And now she was educated. Moreover, she was a woman grown. And Miss Rawson had brought her home from France, wondering not a little as to what the outcome of the situation was to be.
During all these two years there had been, so far as she was aware, no attempt to gain possession of the girl, certainly no annoyance of her, on the part of the uncle who was supposed to be so malign a being.
Had it not been for the girl's own personality, Miss Rawson, who was a sensible, unimaginative woman, would have been inclined to think that the tale of persecution was the invention of the brother, as a way of extricating his sister and himself from destitution. But, in some manner wholly indescribable, Rona refuted this theory, simply by being Rona.
Miss Rawson, who had been her companion for four or five weeks each summer, had seen a good deal of her, and was not an easy person to deceive. She knew well enough that the girl believed herself to have cause to dread something, or someone. Under the keen scrutiny of Miss Rawson's criticism, there had never appeared one trait, one phrase, which was out of harmony with Rona's claim to gentle birth and breeding. Her tastes were innately fastidious. In all the small minutiæ of a refined girl's habits, she was above reproach. Her convent breeding had given her an atmosphere of purity and simplicity, upon which the modern culture of her later education sat with a curious charm. But there was more than this underlying the fascination which the elder woman felt but could not classify. She was only conscious of thinking that Rona was the most attractive maiden she had ever seen. There was not a girl of their acquaintance who could hold a candle to her. She was more than pretty, she was truly beautiful, with a somewhat grave beauty, as of one over whom hung some menace or anxiety.
But at the nature of this anxiety Miss Rawson could make no guess.
Rona had left the gravel now, and her feet trod the shorn turf, her white gown slipping over its verdure like lake-foam over water-weed. She had dignity, she had poise, those things now most rare in the modern girl, who is generally ill-assured, in spite of her free-and-easy pose. But under the fine calm of her manner there was a shadow.
Rona carried a secret in her heart. This secret, at first half-delightful, had gradually grown to be a distress, a burden—at last an out-and-out nightmare. Within a few days of her parting from Felix in the summer-house she was feeling strongly the discomfort of the situation in which he had placed her.
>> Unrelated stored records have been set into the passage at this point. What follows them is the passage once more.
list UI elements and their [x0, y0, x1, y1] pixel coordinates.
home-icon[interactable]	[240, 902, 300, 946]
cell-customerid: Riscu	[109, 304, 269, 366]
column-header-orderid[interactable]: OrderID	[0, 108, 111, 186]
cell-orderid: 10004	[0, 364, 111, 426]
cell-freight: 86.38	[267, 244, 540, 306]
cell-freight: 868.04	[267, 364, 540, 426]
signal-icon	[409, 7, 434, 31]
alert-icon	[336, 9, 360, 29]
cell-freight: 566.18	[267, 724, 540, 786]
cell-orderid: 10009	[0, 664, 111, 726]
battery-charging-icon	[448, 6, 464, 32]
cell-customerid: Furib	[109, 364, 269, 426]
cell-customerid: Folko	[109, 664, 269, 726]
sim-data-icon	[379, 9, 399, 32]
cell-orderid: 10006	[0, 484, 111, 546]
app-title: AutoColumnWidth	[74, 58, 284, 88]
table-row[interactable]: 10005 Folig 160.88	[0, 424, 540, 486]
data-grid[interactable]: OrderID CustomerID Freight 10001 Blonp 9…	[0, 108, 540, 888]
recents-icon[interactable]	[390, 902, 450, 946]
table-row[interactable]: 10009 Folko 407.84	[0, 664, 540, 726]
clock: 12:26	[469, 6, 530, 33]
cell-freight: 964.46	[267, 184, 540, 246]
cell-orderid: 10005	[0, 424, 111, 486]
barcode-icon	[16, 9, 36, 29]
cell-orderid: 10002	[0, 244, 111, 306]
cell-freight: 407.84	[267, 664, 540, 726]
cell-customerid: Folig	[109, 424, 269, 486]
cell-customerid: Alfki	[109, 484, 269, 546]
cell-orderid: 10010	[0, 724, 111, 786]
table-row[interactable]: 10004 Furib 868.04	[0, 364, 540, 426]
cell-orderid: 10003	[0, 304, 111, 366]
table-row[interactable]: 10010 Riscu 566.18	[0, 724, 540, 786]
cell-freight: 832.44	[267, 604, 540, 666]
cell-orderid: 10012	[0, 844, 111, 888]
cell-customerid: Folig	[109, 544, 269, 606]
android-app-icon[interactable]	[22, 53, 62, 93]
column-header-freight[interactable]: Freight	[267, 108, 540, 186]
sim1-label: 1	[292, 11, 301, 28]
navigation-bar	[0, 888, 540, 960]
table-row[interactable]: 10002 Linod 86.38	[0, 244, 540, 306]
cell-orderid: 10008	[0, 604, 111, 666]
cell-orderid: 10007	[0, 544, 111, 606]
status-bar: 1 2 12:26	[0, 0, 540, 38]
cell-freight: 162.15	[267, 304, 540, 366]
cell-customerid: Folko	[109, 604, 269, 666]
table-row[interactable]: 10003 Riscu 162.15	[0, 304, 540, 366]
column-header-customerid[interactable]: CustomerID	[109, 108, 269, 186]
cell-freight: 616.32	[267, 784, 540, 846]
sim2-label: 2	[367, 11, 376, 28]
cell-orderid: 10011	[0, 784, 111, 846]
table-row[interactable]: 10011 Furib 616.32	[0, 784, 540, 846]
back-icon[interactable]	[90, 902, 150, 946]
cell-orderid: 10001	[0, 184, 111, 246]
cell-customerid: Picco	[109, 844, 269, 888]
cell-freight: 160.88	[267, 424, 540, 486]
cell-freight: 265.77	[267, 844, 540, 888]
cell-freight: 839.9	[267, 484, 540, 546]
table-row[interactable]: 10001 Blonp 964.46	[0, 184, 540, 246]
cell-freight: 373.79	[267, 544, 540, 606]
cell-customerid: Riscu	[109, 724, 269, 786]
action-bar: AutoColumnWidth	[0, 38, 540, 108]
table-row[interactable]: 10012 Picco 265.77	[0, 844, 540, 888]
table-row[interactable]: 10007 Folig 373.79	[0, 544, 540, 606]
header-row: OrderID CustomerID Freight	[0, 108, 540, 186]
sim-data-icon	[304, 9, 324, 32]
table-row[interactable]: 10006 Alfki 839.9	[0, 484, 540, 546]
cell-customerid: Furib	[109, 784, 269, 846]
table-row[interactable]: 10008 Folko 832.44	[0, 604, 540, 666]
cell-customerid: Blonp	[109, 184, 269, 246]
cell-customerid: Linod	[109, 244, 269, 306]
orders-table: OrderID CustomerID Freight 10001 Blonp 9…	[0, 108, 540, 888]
She was secretly betrothed to the young man who posed as her brother!
She saw plainly that David must naturally be unwilling that his own prison record should be known. But why should he insist upon her adhering to the brother-and-sister fiction? She thought the deceit unnecessary and unwise, since when he returned to claim her promise, their true relations must be avowed, and she would stand convicted of a long course of deception and untruth.
For the first week or so after her promise, so readily, so ignorantly given, she had suffered horribly. And the climax of her revolt came when she received, from Hamburg, his first wild love-letter.